D2.109 - Single-Cell Sequencing Reveals the Immunological Mechanism of Astragaloside IV in the Treatment of Allergic Rhinitis Complicated with Asthma

Astragaloside IV (AST), a natural active component of Astragalus membranaceus (Fisch.) Bunge, has potent anti-allergic and immunomodulatory properties. However, the molecular mechanism by which AST treats allergic rhinitis complicated with asthma (ARCA) remains unclear, hindering its clinical translation. This study aimed to elucidate the immunological mechanism of AST in ARCA.

The ARCA model was established with ovalbumin plus aluminum hydroxide. After AST treatment, airway resistance and allergic symptom scores were measured. Pathological staining assessed eosinophil infiltration, goblet cell hyperplasia, and collagen proliferation in nasal and pulmonary tissues. ELISA, Western blot (WB), and immunohistochemistry (IHC) detected allergy-related inflammatory factors. Single-cell sequencing combined with bulk RNA sequencing analyzed cell distribution and signaling pathway changes in nasal and pulmonary tissues. Flow cytometry and immunofluorescence (IF) determined expression and co-expression of professional antigen-presenting cell markers (dendritic cells: CD11c; macrophages: F4/80; B cells: CD19) and MHC II. WB and IHC evaluated JAK2/STAT1 pathway activation. Molecular docking and Drug Affinity Responsive Target Stability (DARTS) assays tested AST’s binding to JAK2 and STAT1.

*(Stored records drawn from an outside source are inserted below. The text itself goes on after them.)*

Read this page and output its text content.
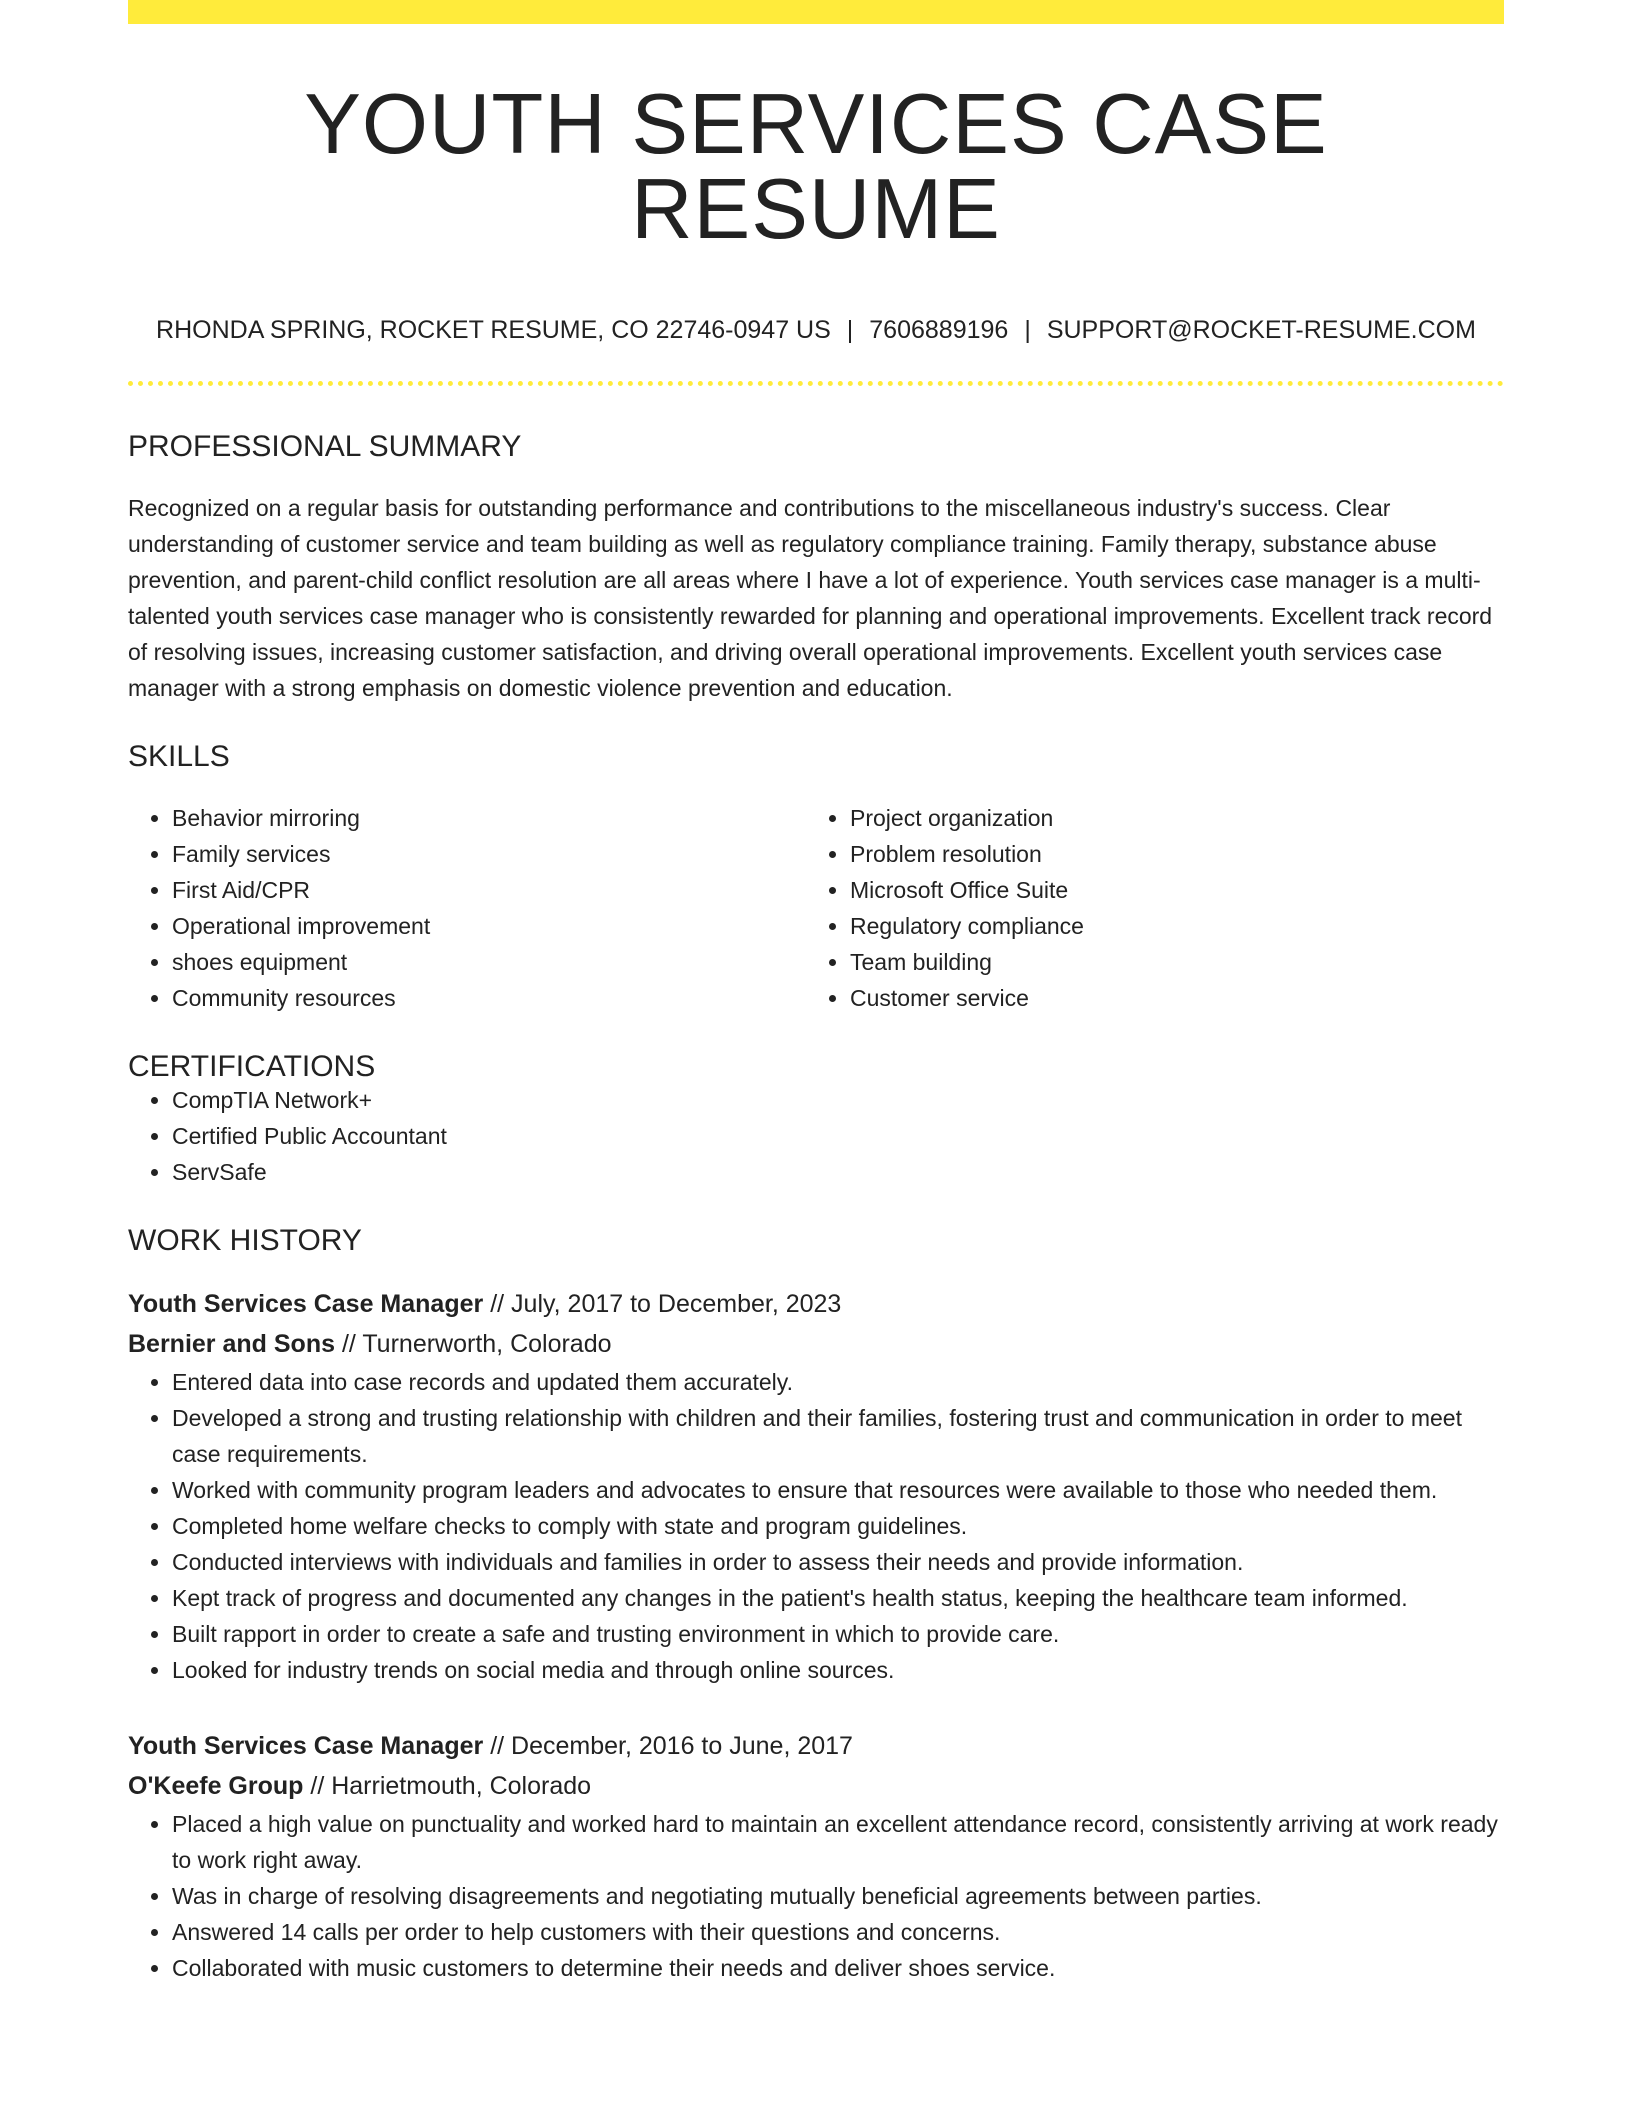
YOUTH SERVICES CASE RESUME
RHONDA SPRING, ROCKET RESUME, CO 22746-0947 US | 7606889196 | SUPPORT@ROCKET-RESUME.COM
PROFESSIONAL SUMMARY

Recognized on a regular basis for outstanding performance and contributions to the miscellaneous industry's success. Clear understanding of customer service and team building as well as regulatory compliance training. Family therapy, substance abuse prevention, and parent-child conflict resolution are all areas where I have a lot of experience. Youth services case manager is a multi-talented youth services case manager who is consistently rewarded for planning and operational improvements. Excellent track record of resolving issues, increasing customer satisfaction, and driving overall operational improvements. Excellent youth services case manager with a strong emphasis on domestic violence prevention and education.

SKILLS
• Behavior mirroring
• Family services
• First Aid/CPR
• Operational improvement
• shoes equipment
• Community resources
• Project organization
• Problem resolution
• Microsoft Office Suite
• Regulatory compliance
• Team building
• Customer service
CERTIFICATIONS
• CompTIA Network+
• Certified Public Accountant
• ServSafe
WORK HISTORY
Youth Services Case Manager // July, 2017 to December, 2023
Bernier and Sons // Turnerworth, Colorado
• Entered data into case records and updated them accurately.
• Developed a strong and trusting relationship with children and their families, fostering trust and communication in order to meet case requirements.
• Worked with community program leaders and advocates to ensure that resources were available to those who needed them.
• Completed home welfare checks to comply with state and program guidelines.
• Conducted interviews with individuals and families in order to assess their needs and provide information.
• Kept track of progress and documented any changes in the patient's health status, keeping the healthcare team informed.
• Built rapport in order to create a safe and trusting environment in which to provide care.
• Looked for industry trends on social media and through online sources.
Youth Services Case Manager // December, 2016 to June, 2017
O'Keefe Group // Harrietmouth, Colorado
• Placed a high value on punctuality and worked hard to maintain an excellent attendance record, consistently arriving at work ready to work right away.
• Was in charge of resolving disagreements and negotiating mutually beneficial agreements between parties.
• Answered 14 calls per order to help customers with their questions and concerns.
• Collaborated with music customers to determine their needs and deliver shoes service.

AST reduced airway resistance and airway allergic symptom scores in ARCA model mice. Meanwhile, AST diminished eosinophil infiltration, goblet cell hyperplasia, and collagen fiber proliferation in nasal and pulmonary tissues. Additionally, AST downregulated the expression levels of OVA-sIgE, IL-4, IL-5, IL-13, and ECP. Single-cell sequencing revealed a marked increase in the number of professional antigen-presenting cells (dendritic cells, macrophages, B cells) in nasal and pulmonary tissues of ARCA mice, whereas AST treatment decreased the abundance of these cells. Bulk RNA sequencing showed that the JAK2/STAT1 signaling pathway was activated in ARCA mice, which was notably suppressed by AST administration. Flow cytometry and IF assays confirmed that the expression levels of CD11c, F4/80, CD19, and MHC II were elevated in nasal and pulmonary tissues of ARCA mice, with only CD19 and MHC II showing significant co-expression; AST treatment  downregulated the expression of CD11c, F4/80, CD19, and MHC II, and reduced the number of CD19/MHC II double-positive cells. WB and IHC results indicated that the expression levels of p-JAK2, STAT1, and p-STAT1 proteins were increased in ARCA mice, which were markedly reduced by AST treatment. Molecular docking analysis showed that the binding energies of AST to JAK2 and STAT1 proteins were -10.3 kcal/mol and -7.5 kcal/mol, respectively. DARTS assays further verified that AST could directly bind to JAK2 and STAT1 proteins.

AST effectively alleviates airway allergic symptoms, inhibits nasal and pulmonary tissue remodeling, and suppresses Th2-type inflammatory responses in ARCA. The underlying mechanism is closely associated with the regulation of the JAK2/STAT1/MHC II signaling pathway and the inhibition of B cell-mediated antigen presentation during the secondary immune response. This study provides novel modern pharmacological evidence for the clinical application of AST in the treatment of ARCA.